I often read the end of a novel first. I know you’re thinking I’m insane – why would I want to spoil great stories for myself?? The answer is simple (and a cliche): it’s more about the journey than the destination. Once I’m invested in story, I have an overwhelming urge to find out RIGHT NOW if my characters meet the end I’ve planned out for them in my head.

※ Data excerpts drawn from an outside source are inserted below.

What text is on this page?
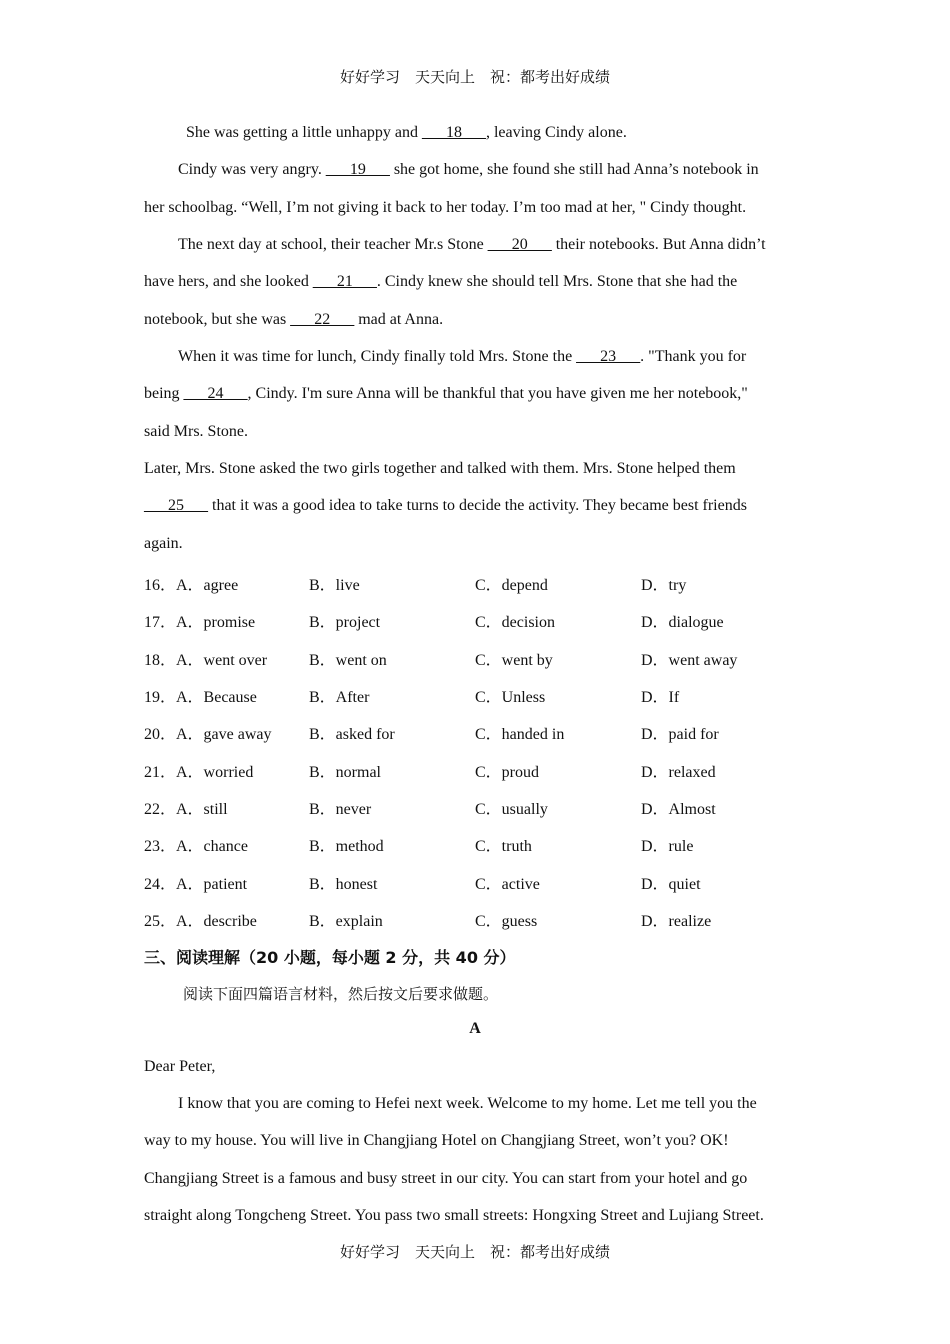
好好学习　天天向上　祝：都考出好成绩
She was getting a little unhappy and ___18___, leaving Cindy alone.
Cindy was very angry. ___19___ she got home, she found she still had Anna’s notebook in
her schoolbag. “Well, I’m not giving it back to her today. I’m too mad at her, " Cindy thought.
The next day at school, their teacher Mr.s Stone ___20___ their notebooks. But Anna didn’t
have hers, and she looked ___21___. Cindy knew she should tell Mrs. Stone that she had the
notebook, but she was ___22___ mad at Anna.
When it was time for lunch, Cindy finally told Mrs. Stone the ___23___. "Thank you for
being ___24___, Cindy. I'm sure Anna will be thankful that you have given me her notebook,"
said Mrs. Stone.
Later, Mrs. Stone asked the two girls together and talked with them. Mrs. Stone helped them
___25___ that it was a good idea to take turns to decide the activity. They became best friends
again.
16．A．agree	B．live	C．depend	D．try
17．A．promise	B．project	C．decision	D．dialogue
18．A．went over	B．went on	C．went by	D．went away
19．A．Because	B．After	C．Unless	D．If
20．A．gave away B．asked for	C．handed in	D．paid for
21．A．worried	B．normal	C．proud	D．relaxed
22．A．still	B．never	C．usually	D．Almost
23．A．chance	B．method	C．truth	D．rule
24．A．patient	B．honest	C．active	D．quiet
25．A．describe	B．explain	C．guess	D．realize
三、阅读理解（20 小题，每小题 2 分，共 40 分）
阅读下面四篇语言材料，然后按文后要求做题。
A
Dear Peter,
I know that you are coming to Hefei next week. Welcome to my home. Let me tell you the
way to my house. You will live in Changjiang Hotel on Changjiang Street, won’t you? OK!
Changjiang Street is a famous and busy street in our city. You can start from your hotel and go
straight along Tongcheng Street. You pass two small streets: Hongxing Street and Lujiang Street.
好好学习　天天向上　祝：都考出好成绩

I don’t spoil everything for myself. I always read a significant portion of the novel (or series) before skimming the last few pages — this way I connect to the characters and the plot. If that connection isn’t there, then I’m not invested in the book and while I’ll probably still read the rest of the novel, I won’t bother putting the effort in to think about and analyze the story as I’m reading. If I do make a connection with the characters or the storyline, I want to know the end so that I can better understand the story as I read it. Why does a character make the decisions he or she does? Does it follow a pattern? Are the pieces of rising action building toward something meaningful? Why did the author add that little detail? This probably sounds ridiculous to you, but I really do think these things as I read. If a character does something unexpected, I want to understand why they make that decision and if I know how the story ends, I can better understand the character’s choices. For me, seeing how the story and characters develop is more important than the element of surprise that comes with a twist at the end of the story.
(I sound like such an English teacher right now)
It’s not just books I spoil for myself; I spoil television shows and movies too. IMDB and Wikipedia are my best and worst friends. Sometimes, when I start watching a show on Netflix and really like it, I’ll read up about the best episodes and they skip ahead to watch those – especially if there’s a budding relationship between two characters. This can be really frustrating for my husband, because he never wants to know what happens, and I’m always trying to jump ahead.
As you can imagine, this habit of mine drives my friends and family crazy. Because I care so little about surprise endings, I sometimes inadvertently spoil the end of a novel for a friend. This happens less these days, and because people have gotten really upset with me in the past, I’m much more careful now. Here’s a blanket apology if I’ve ever spoiled a book or t.v. show for you: I really am sorry to have ruined the surprise (I am so bad at surprises).
What do you think? Am I committing the worst book-reading sin of all time? Or are you a fellow human spoiler alert?